I have observed several times that there is an immigration-law process by which the attorney general may attempt to reverse a withholding of removal order — even if, as here, the time to appeal lapsed six years ago. Here, there are abundant reasons for doing so. Not only was the factual basis on which the original order was granted dubious; now, as Rich observes, “El Salvador’s President Nayib Bukele has utterly demolished Barrio 18” — the gang that Abrego Garcia in 2019 claimed would persecute him over the family pupusa business. Since the factual premises for the withholding of removal order no longer exist, the order should be terminated.
The immigration-law regulation cited by Judge Wilkinson, Section 208.24(f), states in pertinent part:
Termination . . . withholding of deportation or removal[:] An immigration judge or the Board of Immigration Appeals may reopen a case . . . for the purpose of terminating . . . a withholding of deportation or removal. In such a reopened proceeding, the Service must establish, by a preponderance of evidence, one or more of the grounds set forth in paragraphs (a) or (b) of this section.
Under those two paragraphs, the grounds for terminating withholding of removal include:
The alien is no longer entitled to withholding of deportation or removal because, owing to a fundamental change in circumstances relating to the original claim, the alien’s life or freedom no longer would be threatened on account of race, religion, nationality, membership in a particular social group, or political opinion in the country from which deportation or removal was withheld. [Emphasis added.]
Obviously, even if the “particular social group” ground is not repealed by Congress as it should be, it should no longer be operative in Abrego Garcia’s case since the Barrio 18 gang is in no position to persecute social groups.
The grounds for termination of a withholding of removal order also include: “a showing of fraud in the alien’s application such that he or she was not eligible for withholding of removal at the time it was granted.” I don’t know if the Justice Department can establish fraud, but it could try, on the rationale that Abrego Garcia’s story was bogus. In any event, this would be a fallback position; the main point is that circumstances have changed.
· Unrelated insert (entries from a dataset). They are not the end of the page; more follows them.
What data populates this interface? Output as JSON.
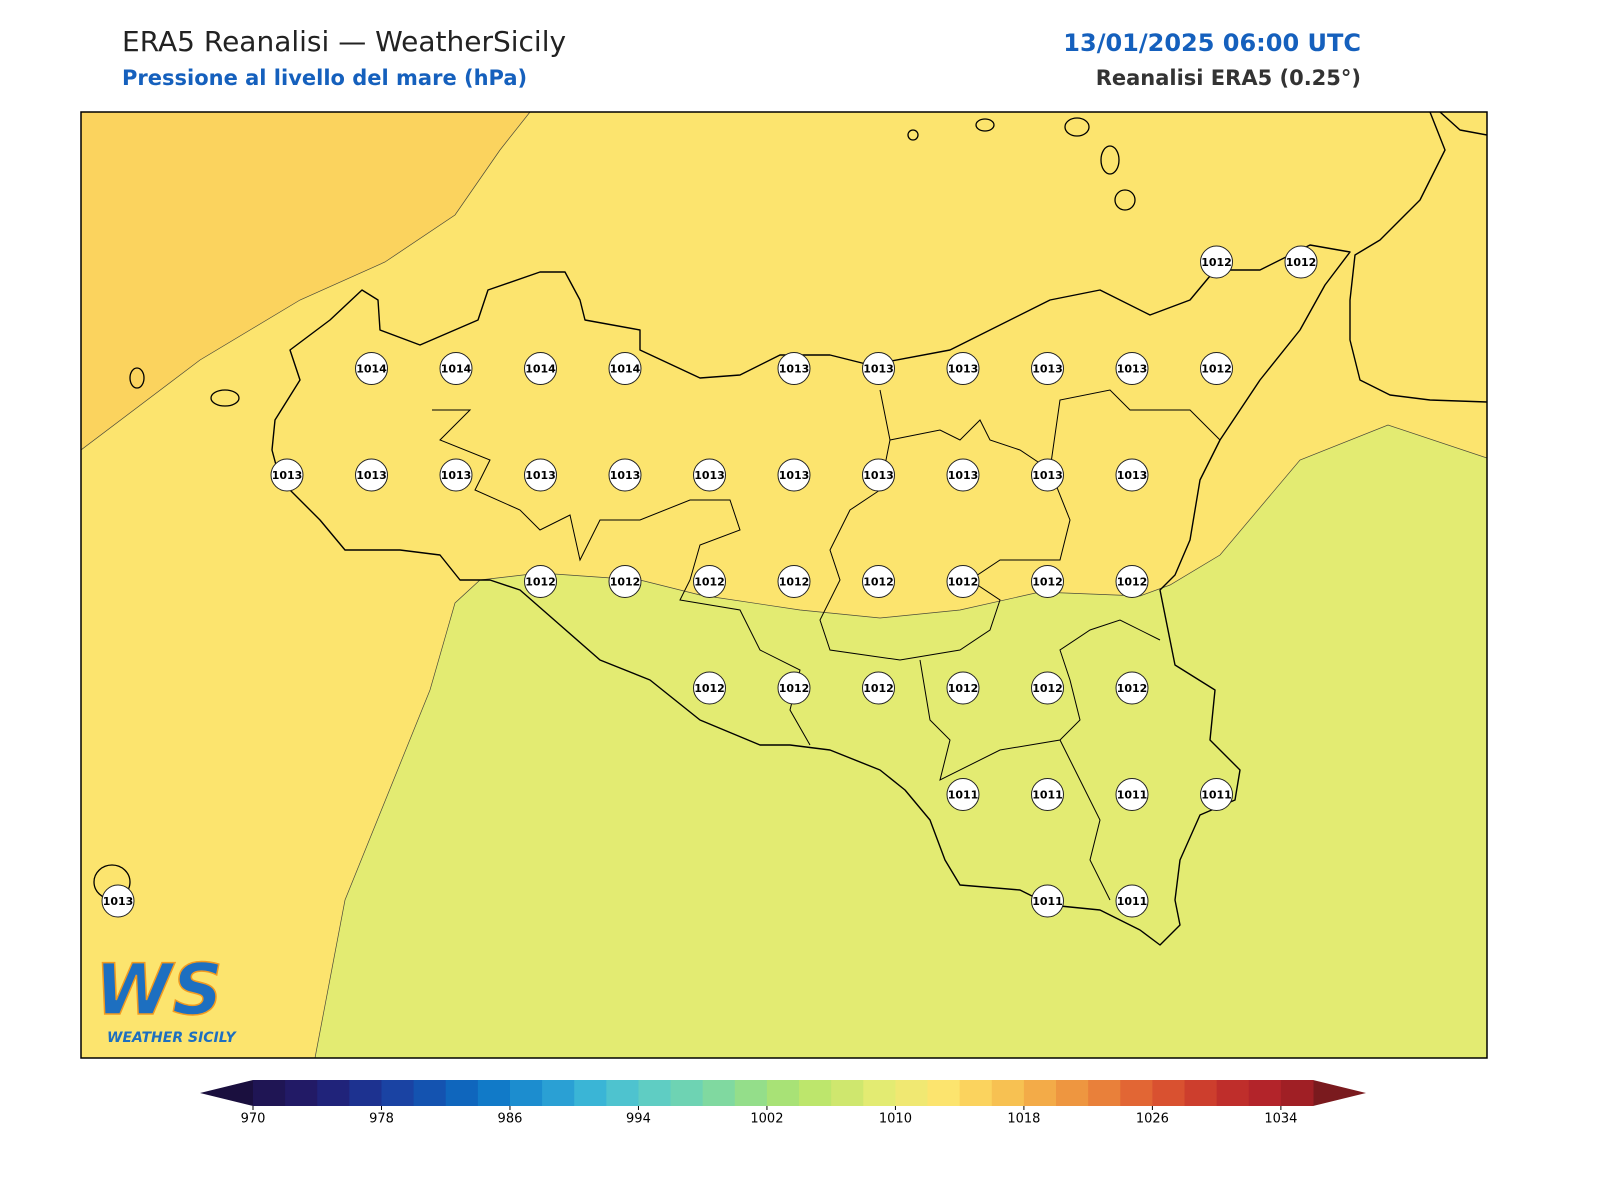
{
  "header": {
    "title": "ERA5 Reanalisi — WeatherSicily",
    "subtitle": "Pressione al livello del mare (hPa)",
    "datetime": "13/01/2025 06:00 UTC",
    "source": "Reanalisi ERA5 (0.25°)"
  },
  "map": {
    "grid": [
      [
        null,
        null,
        null,
        null,
        null,
        null,
        null,
        null,
        null,
        null,
        null,
        null,
        null,
        1012,
        1012
      ],
      [
        null,
        null,
        null,
        1014,
        1014,
        1014,
        1014,
        null,
        1013,
        1013,
        1013,
        1013,
        1013,
        1012,
        null
      ],
      [
        null,
        null,
        1013,
        1013,
        1013,
        1013,
        1013,
        1013,
        1013,
        1013,
        1013,
        1013,
        1013,
        null,
        null
      ],
      [
        null,
        null,
        null,
        null,
        null,
        1012,
        1012,
        1012,
        1012,
        1012,
        1012,
        1012,
        1012,
        null,
        null
      ],
      [
        null,
        null,
        null,
        null,
        null,
        null,
        null,
        1012,
        1012,
        1012,
        1012,
        1012,
        1012,
        null,
        null
      ],
      [
        null,
        null,
        null,
        null,
        null,
        null,
        null,
        null,
        null,
        null,
        1011,
        1011,
        1011,
        1011,
        null
      ],
      [
        1013,
        null,
        null,
        null,
        null,
        null,
        null,
        null,
        null,
        null,
        null,
        1011,
        1011,
        null,
        null
      ]
    ]
  },
  "logo": {
    "text": "WS",
    "caption": "WEATHER SICILY"
  },
  "colorbar": {
    "lim": [
      970,
      1036
    ],
    "ticks": [
      970,
      978,
      986,
      994,
      1002,
      1010,
      1018,
      1026,
      1034
    ],
    "colors": [
      "#1f1554",
      "#221a66",
      "#20237a",
      "#1d3290",
      "#1a43a3",
      "#1453b0",
      "#0f66bd",
      "#117ac8",
      "#1c8dcf",
      "#2aa0d4",
      "#3ab5d6",
      "#4ec3cf",
      "#5fcdc3",
      "#6ed3b3",
      "#80d9a0",
      "#94de8a",
      "#a8e276",
      "#bde66c",
      "#cfe76e",
      "#e3eb72",
      "#f0e872",
      "#fce46e",
      "#fbd35e",
      "#f7c152",
      "#f3ab48",
      "#ee9640",
      "#e9803a",
      "#e26634",
      "#d95130",
      "#cd3e2d",
      "#bf2e2b",
      "#b3242a",
      "#a01f25"
    ],
    "under": "#1a0f3e",
    "over": "#7a1a1e"
  }
}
I remain puzzled as to why Attorney General Bondi has not gone this route, especially now that Judge Wilkinson and the Fourth Circuit have essentially drawn her a road map on how to do it. Perhaps it is the Trump administration’s doctrinaire hostility to due process for aliens it deems removable — a position staked out in a post by Vice President JD Vance, which I addressed on Saturday. The provision to which Judge Wilkinson refers (under its subsection (c), which outlines “procedure”) requires the alien to be given 30 days’ notice of the government’s attempt to terminate withholding of removal and be given an opportunity to present countervailing evidence.
The administration takes the position that if it is required to provide due process in every case, it will never be able to meaningfully reduce the illegal-immigrant population. That is nonsense on stilts, but even if it weren’t, due process is the law that the president is obliged to faithfully execute.
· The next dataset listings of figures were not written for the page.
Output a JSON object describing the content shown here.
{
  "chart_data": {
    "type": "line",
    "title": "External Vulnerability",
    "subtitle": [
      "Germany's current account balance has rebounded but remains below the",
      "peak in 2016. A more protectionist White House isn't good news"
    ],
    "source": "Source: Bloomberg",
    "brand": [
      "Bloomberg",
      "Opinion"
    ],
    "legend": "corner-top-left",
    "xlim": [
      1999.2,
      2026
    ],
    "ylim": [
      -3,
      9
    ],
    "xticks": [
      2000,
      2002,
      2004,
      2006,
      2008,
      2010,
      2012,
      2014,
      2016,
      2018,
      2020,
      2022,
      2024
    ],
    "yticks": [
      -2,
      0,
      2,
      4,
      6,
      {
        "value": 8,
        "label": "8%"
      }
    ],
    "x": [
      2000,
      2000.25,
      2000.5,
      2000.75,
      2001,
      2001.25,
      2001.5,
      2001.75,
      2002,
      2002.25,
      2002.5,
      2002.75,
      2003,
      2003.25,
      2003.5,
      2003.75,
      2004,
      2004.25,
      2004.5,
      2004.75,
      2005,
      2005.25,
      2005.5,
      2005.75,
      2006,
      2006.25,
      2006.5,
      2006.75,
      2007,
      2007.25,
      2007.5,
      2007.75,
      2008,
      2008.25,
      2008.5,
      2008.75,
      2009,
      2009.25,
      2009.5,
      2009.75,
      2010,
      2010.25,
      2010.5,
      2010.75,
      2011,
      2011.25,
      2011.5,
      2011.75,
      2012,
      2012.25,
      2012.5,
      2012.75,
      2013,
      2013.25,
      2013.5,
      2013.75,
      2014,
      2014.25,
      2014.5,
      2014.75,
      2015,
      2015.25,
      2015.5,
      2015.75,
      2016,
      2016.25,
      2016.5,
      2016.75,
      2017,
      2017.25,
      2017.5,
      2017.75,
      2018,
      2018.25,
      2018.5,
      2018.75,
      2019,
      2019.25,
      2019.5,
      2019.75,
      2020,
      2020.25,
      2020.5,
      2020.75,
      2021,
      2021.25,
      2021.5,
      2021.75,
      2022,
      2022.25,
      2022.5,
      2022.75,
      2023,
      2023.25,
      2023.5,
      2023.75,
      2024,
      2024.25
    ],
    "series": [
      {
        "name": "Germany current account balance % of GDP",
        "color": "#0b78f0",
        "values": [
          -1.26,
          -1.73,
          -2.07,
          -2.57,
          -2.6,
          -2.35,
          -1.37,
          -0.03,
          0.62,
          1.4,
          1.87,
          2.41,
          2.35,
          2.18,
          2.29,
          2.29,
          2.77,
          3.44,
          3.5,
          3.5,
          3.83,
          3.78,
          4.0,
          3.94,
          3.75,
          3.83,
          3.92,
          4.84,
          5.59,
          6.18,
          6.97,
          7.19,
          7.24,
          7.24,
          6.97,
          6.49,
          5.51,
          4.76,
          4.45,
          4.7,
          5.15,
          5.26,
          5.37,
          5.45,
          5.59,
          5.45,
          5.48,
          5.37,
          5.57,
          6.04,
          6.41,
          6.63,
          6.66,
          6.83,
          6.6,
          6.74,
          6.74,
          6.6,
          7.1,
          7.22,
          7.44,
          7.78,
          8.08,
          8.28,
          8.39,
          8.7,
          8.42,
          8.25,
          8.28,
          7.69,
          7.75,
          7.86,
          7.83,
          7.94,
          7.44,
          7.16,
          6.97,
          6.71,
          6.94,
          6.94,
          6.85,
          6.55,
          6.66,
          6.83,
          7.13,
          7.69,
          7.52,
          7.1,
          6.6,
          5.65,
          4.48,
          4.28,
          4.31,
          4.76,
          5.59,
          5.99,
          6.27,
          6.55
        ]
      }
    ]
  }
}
Moreover, even if there were merit to the administration’s overarching determination to skirt due process for illegal aliens as a class, it makes no sense to skirt due process for Abrego Garcia as an individual. Forget the other 20 million cases. Abrego Garcia is an alien as to whom the administration violated the law, which has caused a significant controversy. Since it’s a problem of the administration’s own making, and it may be fixed without too much difficulty by following the procedure for undoing a withholding of removal order (a procedure that would not require proving that Abrego Garcia is an MS-13 member), why not do that and end an unforced error that is damaging the Trump administration’s credibility with the courts?